Ann Althouse said...

"I'm sure Meade would want to."

What is this belief based on?

I think Meade's preference would be a very small house or a well-fitted Sprinter.

Ken Mitchell said...

The artist who drew the "Freedom Ship" has obviously NEVER been anywhere near the ocean during a storm. It's about as authentic as a Jetson's cartoon.

The basic CONCEPT is OK; a floating city going around the world, but...

What powers it? Nuclear? Would almost NEED to be. Certainly not going to be "alternative energy".

What sort of "economy" does it have? Presumably you can work by telecommuting, which makes sense, but if when telecommuting gets that good, then tropical islands and mountain peaks will become even more popular and expensive than they are now.

Who cleans those windows? They'll be salt-crusted within a couple of days, or after the first storm.

Speaking of storms; WOW, can you say "Sail area"? Even turning into the wind (which it would do anyway, from the shape) that thing has enough sail are to push it backwards through the ocean.

Ann, I think you're worried needlessly about flight-deck noise; the wind whistling around those stanchions will drown out the engine noise. And the depicted planes are all pretty small; turbo-prop twin engines, by the look.

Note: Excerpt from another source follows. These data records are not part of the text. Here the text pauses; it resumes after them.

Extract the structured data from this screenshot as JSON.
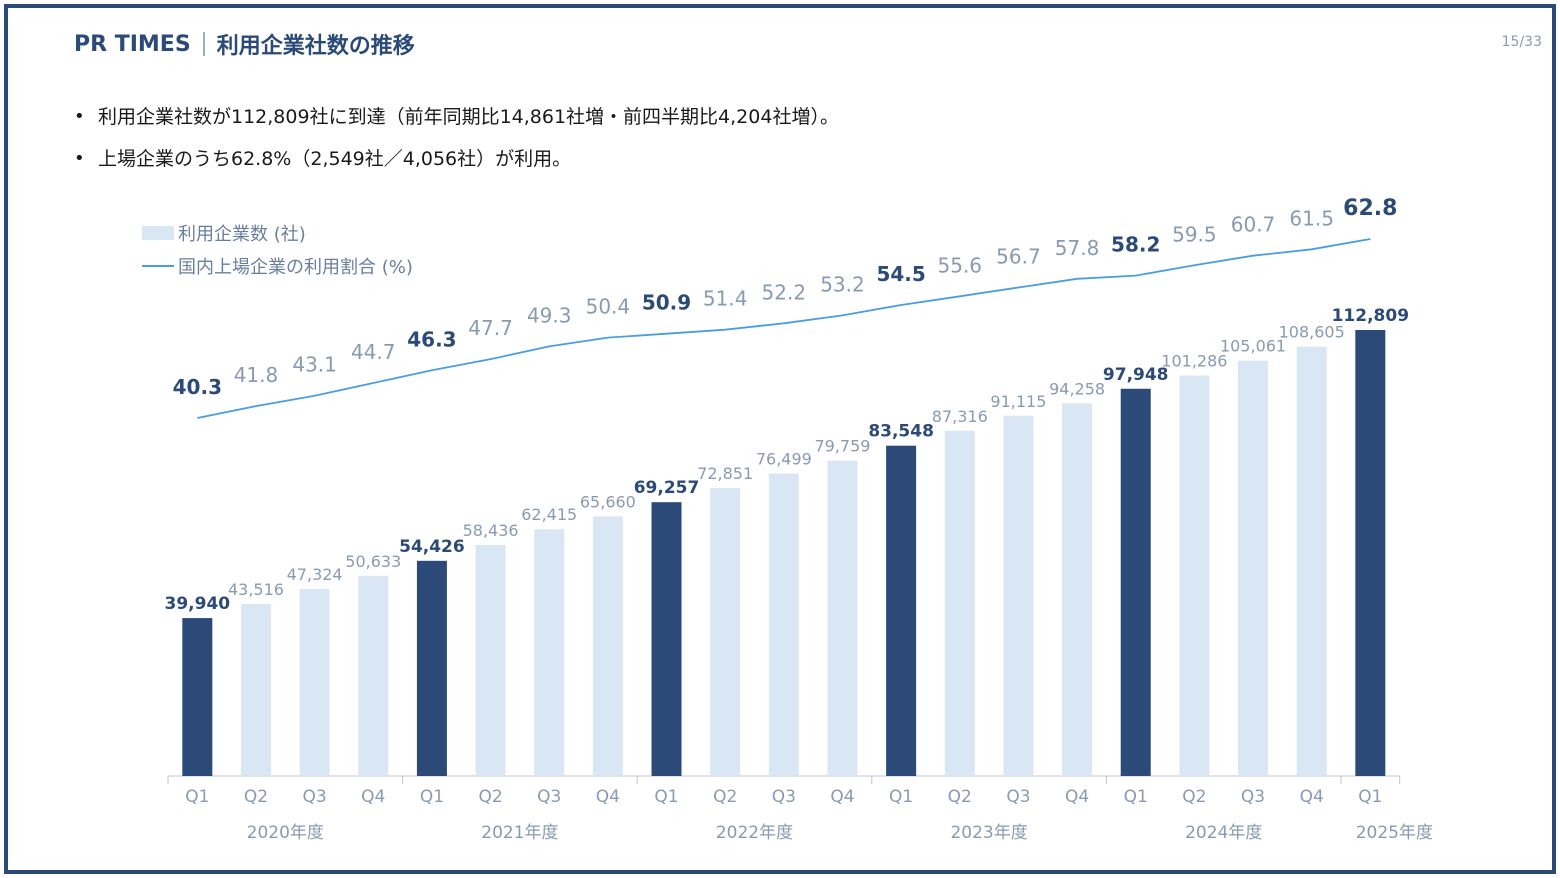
{
  "header": {
    "brand": "PR TIMES",
    "title": "利用企業社数の推移",
    "page_number": "15/33"
  },
  "bullets": [
    "利用企業社数が112,809社に到達（前年同期比14,861社増・前四半期比4,204社増）。",
    "上場企業のうち62.8%（2,549社／4,056社）が利用。"
  ],
  "colors": {
    "frame": "#2b4a78",
    "bar_highlight": "#2b4a78",
    "bar_normal": "#d9e6f4",
    "line": "#4a9ee0",
    "label_highlight": "#2b4a78",
    "label_normal": "#8a9ab0"
  },
  "chart_data": {
    "type": "bar+line",
    "categories": [
      "Q1",
      "Q2",
      "Q3",
      "Q4",
      "Q1",
      "Q2",
      "Q3",
      "Q4",
      "Q1",
      "Q2",
      "Q3",
      "Q4",
      "Q1",
      "Q2",
      "Q3",
      "Q4",
      "Q1",
      "Q2",
      "Q3",
      "Q4",
      "Q1"
    ],
    "years": [
      {
        "label": "2020年度",
        "quarters": 4
      },
      {
        "label": "2021年度",
        "quarters": 4
      },
      {
        "label": "2022年度",
        "quarters": 4
      },
      {
        "label": "2023年度",
        "quarters": 4
      },
      {
        "label": "2024年度",
        "quarters": 4
      },
      {
        "label": "2025年度",
        "quarters": 1
      }
    ],
    "highlight_indices": [
      0,
      4,
      8,
      12,
      16,
      20
    ],
    "series": [
      {
        "name": "利用企業数 (社)",
        "type": "bar",
        "values": [
          39940,
          43516,
          47324,
          50633,
          54426,
          58436,
          62415,
          65660,
          69257,
          72851,
          76499,
          79759,
          83548,
          87316,
          91115,
          94258,
          97948,
          101286,
          105061,
          108605,
          112809
        ],
        "labels": [
          "39,940",
          "43,516",
          "47,324",
          "50,633",
          "54,426",
          "58,436",
          "62,415",
          "65,660",
          "69,257",
          "72,851",
          "76,499",
          "79,759",
          "83,548",
          "87,316",
          "91,115",
          "94,258",
          "97,948",
          "101,286",
          "105,061",
          "108,605",
          "112,809"
        ]
      },
      {
        "name": "国内上場企業の利用割合 (%)",
        "type": "line",
        "values": [
          40.3,
          41.8,
          43.1,
          44.7,
          46.3,
          47.7,
          49.3,
          50.4,
          50.9,
          51.4,
          52.2,
          53.2,
          54.5,
          55.6,
          56.7,
          57.8,
          58.2,
          59.5,
          60.7,
          61.5,
          62.8
        ],
        "labels": [
          "40.3",
          "41.8",
          "43.1",
          "44.7",
          "46.3",
          "47.7",
          "49.3",
          "50.4",
          "50.9",
          "51.4",
          "52.2",
          "53.2",
          "54.5",
          "55.6",
          "56.7",
          "57.8",
          "58.2",
          "59.5",
          "60.7",
          "61.5",
          "62.8"
        ]
      }
    ],
    "legend_position": "top-left"
  }
}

They'd do better with helicopters or an Osprey variant.

Craig Howard said...

Water World. I like it.

The Godfather said...

Althouse asks what my basis is for thinking Meade would like to try out a luxury space station or Moon base.

None whatsoever. But it's a cool idea, and I think both Althouse and Meade are cool, so . . . .

I recognize that Althouse says she doesn't like travel, but one of the great things about the space station or Moon base is that you only need to travel once -- then you stay at home and watch the world pass by.

Revenant said...

These ideas have been kicked around for a while. Hopefully one of them will eventually become reality.

NotWhoIUsedtoBe said...

Great idea, until someone shows up with guns and takes everything. Real nation states are not very understanding about libertarian nonsense. Sovereignty is about force.

If you have a floating sovereign city that means you have to provide your own security. If you aren't sovereign, then there's no point in building a floating city in the first place. Just build it on land and pay taxes.

If you aren't under a national flag, no navy is going to bother saving you. Nor should they. You want independence? TANSTAAFL.

If you don't believe me, this has actually happened before.